Re: GRUDNIOWE MAMUSIE 2010 CZ. 38
my właśnie wróciłyśmy ze spaceru - Łucję ubrałam w rajstopki i spodnie od kombinezonu, u góry miała body, bluzeczkę i bluzę- takąlekko ocieploną- ale ceniutką, czapkę i komin- zamiast szalika -...
rozwiń
my właśnie wróciłyśmy ze spaceru - Łucję ubrałam w rajstopki i spodnie od kombinezonu, u góry miała body, bluzeczkę i bluzę- takąlekko ocieploną- ale ceniutką, czapkę i komin- zamiast szalika - miała cieplutkie rączki - bez rękawiczek bo nie wygodnie było jej nabierać śnieg.

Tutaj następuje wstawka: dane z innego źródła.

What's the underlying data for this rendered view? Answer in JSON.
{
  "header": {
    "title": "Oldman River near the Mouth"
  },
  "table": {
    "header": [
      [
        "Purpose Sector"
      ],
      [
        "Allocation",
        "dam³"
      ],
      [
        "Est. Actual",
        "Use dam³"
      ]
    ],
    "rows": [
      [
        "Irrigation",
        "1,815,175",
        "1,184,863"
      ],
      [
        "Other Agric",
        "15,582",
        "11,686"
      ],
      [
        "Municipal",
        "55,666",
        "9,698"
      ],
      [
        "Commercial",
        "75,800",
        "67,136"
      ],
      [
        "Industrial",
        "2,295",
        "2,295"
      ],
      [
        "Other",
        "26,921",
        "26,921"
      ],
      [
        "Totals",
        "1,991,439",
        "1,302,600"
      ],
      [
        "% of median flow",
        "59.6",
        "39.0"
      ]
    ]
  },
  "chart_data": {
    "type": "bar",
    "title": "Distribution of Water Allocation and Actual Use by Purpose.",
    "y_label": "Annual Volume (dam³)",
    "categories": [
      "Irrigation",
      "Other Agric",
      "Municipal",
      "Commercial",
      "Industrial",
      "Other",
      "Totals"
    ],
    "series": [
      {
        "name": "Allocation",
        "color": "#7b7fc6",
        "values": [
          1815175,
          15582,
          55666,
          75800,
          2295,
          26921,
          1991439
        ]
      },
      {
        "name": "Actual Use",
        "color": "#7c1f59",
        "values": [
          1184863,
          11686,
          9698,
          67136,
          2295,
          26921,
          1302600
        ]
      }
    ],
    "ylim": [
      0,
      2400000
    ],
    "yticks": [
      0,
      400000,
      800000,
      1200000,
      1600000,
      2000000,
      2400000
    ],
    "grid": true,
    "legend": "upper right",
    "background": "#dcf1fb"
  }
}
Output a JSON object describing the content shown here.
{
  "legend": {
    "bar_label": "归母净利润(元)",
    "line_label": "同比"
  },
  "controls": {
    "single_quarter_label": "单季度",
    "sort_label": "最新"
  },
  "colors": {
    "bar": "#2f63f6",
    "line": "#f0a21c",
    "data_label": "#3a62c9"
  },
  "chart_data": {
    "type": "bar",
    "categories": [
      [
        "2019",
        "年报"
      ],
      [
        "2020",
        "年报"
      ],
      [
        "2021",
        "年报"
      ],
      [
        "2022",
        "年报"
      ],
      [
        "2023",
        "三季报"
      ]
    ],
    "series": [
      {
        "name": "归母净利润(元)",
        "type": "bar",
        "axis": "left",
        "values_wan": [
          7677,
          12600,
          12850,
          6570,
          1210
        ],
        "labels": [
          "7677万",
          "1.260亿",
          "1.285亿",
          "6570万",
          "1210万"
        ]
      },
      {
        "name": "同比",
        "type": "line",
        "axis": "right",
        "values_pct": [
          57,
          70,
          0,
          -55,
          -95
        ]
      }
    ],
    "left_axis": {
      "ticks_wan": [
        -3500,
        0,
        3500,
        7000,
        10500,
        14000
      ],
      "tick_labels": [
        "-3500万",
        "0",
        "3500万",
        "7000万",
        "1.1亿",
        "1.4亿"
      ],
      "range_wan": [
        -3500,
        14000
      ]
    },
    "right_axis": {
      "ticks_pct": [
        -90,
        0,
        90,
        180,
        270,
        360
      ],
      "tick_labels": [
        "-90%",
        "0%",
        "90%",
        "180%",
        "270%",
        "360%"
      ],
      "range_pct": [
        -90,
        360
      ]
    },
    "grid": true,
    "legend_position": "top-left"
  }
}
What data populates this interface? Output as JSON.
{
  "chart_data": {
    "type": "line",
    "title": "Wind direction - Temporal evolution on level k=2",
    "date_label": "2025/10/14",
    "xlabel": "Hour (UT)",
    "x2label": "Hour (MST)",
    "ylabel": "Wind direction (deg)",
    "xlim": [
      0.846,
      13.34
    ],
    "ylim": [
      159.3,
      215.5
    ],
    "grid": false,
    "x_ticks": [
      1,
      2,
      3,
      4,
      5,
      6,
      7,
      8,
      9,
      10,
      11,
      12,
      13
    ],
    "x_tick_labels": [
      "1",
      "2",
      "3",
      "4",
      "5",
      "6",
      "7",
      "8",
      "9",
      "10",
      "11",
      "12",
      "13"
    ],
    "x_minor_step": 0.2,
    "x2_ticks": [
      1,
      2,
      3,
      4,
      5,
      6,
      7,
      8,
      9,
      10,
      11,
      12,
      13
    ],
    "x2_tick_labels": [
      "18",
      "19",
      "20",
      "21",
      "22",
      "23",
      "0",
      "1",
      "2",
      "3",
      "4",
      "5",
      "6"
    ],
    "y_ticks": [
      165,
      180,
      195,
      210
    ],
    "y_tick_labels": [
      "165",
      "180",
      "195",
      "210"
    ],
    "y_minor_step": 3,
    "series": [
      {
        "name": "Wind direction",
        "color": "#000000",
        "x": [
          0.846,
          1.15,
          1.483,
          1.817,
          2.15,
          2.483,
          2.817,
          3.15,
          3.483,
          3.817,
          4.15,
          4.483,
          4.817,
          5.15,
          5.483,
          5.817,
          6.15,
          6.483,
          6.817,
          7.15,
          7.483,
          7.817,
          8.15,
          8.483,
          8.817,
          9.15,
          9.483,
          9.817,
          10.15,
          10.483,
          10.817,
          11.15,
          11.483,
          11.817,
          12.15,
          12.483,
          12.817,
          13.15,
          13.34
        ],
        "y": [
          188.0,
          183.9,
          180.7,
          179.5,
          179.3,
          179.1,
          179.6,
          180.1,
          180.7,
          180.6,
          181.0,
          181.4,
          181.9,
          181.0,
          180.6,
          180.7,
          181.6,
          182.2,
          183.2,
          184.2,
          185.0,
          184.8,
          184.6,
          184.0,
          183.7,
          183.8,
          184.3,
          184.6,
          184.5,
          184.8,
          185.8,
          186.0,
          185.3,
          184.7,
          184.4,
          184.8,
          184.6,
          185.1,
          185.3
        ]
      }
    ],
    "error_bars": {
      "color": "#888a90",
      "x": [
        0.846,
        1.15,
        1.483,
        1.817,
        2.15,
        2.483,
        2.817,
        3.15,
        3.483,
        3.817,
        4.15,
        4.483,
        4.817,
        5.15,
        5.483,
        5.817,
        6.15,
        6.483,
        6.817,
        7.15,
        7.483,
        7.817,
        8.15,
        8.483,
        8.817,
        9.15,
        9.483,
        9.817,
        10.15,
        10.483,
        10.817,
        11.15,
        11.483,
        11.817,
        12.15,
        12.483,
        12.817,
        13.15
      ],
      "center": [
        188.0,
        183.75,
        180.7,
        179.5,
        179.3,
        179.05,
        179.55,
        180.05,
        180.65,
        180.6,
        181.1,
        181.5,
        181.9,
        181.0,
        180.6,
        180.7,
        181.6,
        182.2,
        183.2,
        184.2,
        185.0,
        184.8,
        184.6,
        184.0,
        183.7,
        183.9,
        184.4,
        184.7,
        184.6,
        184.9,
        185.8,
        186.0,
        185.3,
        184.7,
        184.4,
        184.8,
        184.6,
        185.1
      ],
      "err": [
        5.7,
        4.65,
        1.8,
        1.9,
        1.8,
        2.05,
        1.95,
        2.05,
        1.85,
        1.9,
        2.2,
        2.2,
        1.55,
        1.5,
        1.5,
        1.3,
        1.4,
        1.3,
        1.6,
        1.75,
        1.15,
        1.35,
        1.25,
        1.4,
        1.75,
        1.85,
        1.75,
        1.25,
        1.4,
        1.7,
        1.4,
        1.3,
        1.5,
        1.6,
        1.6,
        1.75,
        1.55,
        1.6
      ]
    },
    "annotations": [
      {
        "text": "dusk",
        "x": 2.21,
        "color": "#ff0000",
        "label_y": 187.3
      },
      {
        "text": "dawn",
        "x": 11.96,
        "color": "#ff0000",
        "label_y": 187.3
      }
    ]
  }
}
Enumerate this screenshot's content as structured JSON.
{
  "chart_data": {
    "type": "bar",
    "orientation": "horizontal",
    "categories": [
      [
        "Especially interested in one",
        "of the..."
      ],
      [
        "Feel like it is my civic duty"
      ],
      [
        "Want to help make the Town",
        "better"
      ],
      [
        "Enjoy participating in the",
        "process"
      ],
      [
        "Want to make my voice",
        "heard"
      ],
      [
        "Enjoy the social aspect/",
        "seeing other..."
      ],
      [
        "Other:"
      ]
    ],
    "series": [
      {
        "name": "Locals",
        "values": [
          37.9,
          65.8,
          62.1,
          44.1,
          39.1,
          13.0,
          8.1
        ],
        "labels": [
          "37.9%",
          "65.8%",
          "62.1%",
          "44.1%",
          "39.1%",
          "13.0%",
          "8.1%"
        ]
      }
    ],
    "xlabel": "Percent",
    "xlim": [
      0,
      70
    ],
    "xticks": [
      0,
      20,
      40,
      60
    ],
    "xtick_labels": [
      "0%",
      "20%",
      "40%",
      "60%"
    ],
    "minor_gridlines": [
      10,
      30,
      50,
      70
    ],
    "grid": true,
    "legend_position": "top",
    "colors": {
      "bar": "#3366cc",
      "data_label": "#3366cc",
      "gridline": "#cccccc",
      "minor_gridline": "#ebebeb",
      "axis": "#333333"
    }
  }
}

dagmarka- mój przepis na tiramisu - to najzwyklejszy przepis, bo z serka mascarpone Piątnica- od spodu wieczka ale troszkę pode mnie robię:
czyli:
*1 szklanka śmietany kremówki - ja uzywam tylko tej żółtej ''tortowej'' z Łowicza.
*500 g serka mascarpone (kupuje Piątnicę jesli nie ma tego dla Auchan - ale nawet z zwykłego twarogu takiego na sernik już mielnego robiłam i też było dobre).
1/2 szklanki cukru pudru
1 ''śmietan-fix'' Dr.Oetker - taki na 02-0,25 l śmietanki
Śmietanę ubijam, pod koniec dodaje ckier puder i dalej ubijam, a na sam koniec fix i jeszcze chwileczkę by się połączyło wszystko.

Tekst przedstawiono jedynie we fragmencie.